De relevante tekst van art. 30j lid 1 AWR (1) is identiek aan die van art. 30 lid 1 Iw 1990 (2):
- De inspecteur stelt het bedrag van de belastingrente vast bij voor bezwaar vatbare beschikking.
- De ontvanger stelt het bedrag ‘…..’ van de invorderingsrente vast bij voor bezwaar vatbare beschikking.
Heeft deze uitspraak over de belastingrente invloed op de ambtshalve vermindering van invorderingsrente? De wettelijke bepalingen zijn identiek en ook de omstandigheden zijn identiek. Het gaat om het – naar aanleiding van het verlagen van een belastingaanslag – herrekenen van te vergoeden dan wel verschuldigde rente. Het toekennen van meer te vergoeden belastingrente is anders dan het verminderen van verschuldigde invorderingsrente, maar de gevolgen zijn hetzelfde: de belanghebbende wordt door de verlaging van de aanslag (ook) positief in zijn vermogen geraakt wat betreft de accessoire beslissing inzake de herrekening van de belasting- c.q. invorderingsrente. De beschikking vermindering invorderingsrente heeft rechtsgevolg voor de belastingschuldige voor zover het bedrag aan verschuldigde invorderingsrente wordt verminderd. De belastingschuldige heeft er belang bij dat hij in bezwaar en beroep kan gaan tegen de vermindering van invorderingsrente, zodat hij effectieve rechtsbescherming heeft tegen eventuele fouten gemaakt bij de vermindering.
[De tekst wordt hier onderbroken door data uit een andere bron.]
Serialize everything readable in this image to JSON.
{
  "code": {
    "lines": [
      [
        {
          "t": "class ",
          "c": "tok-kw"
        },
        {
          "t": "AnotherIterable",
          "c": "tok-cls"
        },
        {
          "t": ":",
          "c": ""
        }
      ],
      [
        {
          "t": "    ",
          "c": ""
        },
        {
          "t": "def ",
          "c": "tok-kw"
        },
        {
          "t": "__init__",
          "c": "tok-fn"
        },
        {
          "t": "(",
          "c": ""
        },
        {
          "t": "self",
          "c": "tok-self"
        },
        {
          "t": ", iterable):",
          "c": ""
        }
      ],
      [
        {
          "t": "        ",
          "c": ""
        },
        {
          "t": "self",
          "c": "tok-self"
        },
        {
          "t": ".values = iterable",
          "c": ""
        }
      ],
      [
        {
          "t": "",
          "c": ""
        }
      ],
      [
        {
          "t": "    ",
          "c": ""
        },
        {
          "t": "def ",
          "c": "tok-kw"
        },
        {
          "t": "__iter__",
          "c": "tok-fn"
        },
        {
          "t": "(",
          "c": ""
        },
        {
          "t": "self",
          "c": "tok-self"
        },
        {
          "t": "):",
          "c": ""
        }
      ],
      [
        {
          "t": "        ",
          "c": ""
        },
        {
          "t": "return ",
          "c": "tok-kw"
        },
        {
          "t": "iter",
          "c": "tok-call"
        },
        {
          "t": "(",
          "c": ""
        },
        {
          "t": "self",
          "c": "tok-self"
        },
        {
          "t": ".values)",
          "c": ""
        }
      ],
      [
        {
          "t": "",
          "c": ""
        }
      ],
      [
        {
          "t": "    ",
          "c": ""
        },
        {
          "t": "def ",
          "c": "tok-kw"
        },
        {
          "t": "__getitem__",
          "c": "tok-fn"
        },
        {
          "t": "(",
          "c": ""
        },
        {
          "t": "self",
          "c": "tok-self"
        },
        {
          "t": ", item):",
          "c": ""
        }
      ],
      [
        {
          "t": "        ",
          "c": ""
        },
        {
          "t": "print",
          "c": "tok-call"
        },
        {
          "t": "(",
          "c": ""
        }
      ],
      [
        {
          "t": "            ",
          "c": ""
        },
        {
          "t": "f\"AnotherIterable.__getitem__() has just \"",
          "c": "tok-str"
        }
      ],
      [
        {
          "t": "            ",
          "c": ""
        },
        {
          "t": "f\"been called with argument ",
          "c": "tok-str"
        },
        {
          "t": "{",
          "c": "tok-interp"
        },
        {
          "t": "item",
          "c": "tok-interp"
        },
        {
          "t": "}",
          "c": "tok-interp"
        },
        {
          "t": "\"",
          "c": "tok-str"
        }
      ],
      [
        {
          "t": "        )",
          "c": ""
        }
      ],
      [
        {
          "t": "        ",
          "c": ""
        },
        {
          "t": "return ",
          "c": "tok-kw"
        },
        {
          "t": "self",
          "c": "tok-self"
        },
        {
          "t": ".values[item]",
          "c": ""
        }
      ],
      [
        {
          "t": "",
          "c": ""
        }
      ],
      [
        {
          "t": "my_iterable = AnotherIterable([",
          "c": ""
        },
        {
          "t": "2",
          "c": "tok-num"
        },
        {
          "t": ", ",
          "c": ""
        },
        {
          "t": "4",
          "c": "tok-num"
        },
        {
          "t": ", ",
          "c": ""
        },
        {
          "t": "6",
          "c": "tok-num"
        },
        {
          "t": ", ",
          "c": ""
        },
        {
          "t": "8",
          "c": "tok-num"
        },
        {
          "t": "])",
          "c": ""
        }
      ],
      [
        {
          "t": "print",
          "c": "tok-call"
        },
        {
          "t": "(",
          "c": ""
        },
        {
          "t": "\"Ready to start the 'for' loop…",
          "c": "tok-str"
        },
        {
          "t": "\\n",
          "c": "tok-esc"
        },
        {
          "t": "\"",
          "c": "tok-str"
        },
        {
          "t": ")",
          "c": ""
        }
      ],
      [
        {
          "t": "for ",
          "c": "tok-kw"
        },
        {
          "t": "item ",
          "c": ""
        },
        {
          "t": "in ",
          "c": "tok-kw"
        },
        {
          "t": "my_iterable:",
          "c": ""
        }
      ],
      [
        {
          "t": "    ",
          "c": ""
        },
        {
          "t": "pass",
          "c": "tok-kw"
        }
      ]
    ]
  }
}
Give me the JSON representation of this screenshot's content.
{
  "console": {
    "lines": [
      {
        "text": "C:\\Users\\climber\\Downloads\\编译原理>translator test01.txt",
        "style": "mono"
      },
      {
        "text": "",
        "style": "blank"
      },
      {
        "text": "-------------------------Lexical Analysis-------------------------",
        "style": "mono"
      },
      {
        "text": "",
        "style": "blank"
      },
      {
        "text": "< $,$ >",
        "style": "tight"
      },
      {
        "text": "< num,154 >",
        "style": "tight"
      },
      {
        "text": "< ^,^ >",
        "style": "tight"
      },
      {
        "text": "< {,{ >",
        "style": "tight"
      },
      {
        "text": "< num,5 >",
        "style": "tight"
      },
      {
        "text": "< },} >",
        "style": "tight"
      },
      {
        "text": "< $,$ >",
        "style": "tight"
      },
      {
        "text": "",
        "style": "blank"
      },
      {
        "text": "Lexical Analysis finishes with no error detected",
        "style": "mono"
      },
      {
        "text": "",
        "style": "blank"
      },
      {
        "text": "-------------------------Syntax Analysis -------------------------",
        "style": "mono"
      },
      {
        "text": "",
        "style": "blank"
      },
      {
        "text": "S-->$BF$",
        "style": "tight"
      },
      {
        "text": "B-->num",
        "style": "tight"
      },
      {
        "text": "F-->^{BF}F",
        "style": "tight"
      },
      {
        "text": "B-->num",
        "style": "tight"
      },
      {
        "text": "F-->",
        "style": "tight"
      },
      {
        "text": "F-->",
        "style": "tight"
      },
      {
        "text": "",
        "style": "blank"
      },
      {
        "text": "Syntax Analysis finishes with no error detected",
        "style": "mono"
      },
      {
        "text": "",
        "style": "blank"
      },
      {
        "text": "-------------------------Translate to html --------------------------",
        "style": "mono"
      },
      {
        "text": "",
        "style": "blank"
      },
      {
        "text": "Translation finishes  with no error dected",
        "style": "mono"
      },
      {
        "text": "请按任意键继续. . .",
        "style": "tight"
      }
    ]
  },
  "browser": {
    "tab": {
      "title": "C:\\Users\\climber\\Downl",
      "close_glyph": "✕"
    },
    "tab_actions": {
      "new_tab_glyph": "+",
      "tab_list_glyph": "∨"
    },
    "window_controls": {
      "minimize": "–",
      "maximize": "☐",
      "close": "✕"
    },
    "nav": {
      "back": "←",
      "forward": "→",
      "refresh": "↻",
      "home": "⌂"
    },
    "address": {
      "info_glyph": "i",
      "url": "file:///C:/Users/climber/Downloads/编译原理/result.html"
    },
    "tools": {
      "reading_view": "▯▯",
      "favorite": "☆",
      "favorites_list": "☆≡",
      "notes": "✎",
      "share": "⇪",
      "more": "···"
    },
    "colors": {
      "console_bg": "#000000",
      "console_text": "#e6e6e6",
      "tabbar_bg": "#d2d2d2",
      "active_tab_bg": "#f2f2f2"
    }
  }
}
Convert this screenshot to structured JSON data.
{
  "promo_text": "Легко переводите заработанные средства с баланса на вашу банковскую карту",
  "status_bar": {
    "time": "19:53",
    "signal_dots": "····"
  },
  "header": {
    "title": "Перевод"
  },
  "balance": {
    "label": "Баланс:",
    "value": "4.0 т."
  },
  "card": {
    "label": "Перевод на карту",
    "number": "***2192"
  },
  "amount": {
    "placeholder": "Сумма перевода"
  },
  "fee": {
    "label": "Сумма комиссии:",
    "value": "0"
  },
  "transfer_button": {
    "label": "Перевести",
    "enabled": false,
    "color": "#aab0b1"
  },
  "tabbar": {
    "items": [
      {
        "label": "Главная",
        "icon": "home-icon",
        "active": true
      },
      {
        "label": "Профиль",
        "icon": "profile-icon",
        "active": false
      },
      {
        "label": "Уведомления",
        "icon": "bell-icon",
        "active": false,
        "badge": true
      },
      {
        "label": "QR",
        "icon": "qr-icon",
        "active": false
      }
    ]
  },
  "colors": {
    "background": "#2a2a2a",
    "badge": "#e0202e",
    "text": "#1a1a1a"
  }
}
Het ambtshalve verminderen van al eerder in de zin van art. 30 Iw 1990 vastgestelde invorderingsrente, is echter niet op één lijn te stellen met het voor het eerst vaststellen van een hoger bedrag aan belastingrente. Als de inspecteur naar aanleiding van het verminderen van een aanslag belastingrente toekent, dan geldt dat als vaststellen van belastingrente in de zin van art. 30j lid 1 AWR. Het verminderen van invorderingsrente naar aanleiding van het verminderen van een aanslag is geen vaststellen van invorderingsrente in de zin van art. 30 Iw 1990, maar het verminderen van al eerder vastgestelde invorderingsrente. Het gesloten stelsel van rechtsmiddelen biedt geen aanknopingspunten om een ambtshalve genomen beschikking tot vermindering van eerder vastgestelde invorderingsrente voor bezwaar vatbaar te achten.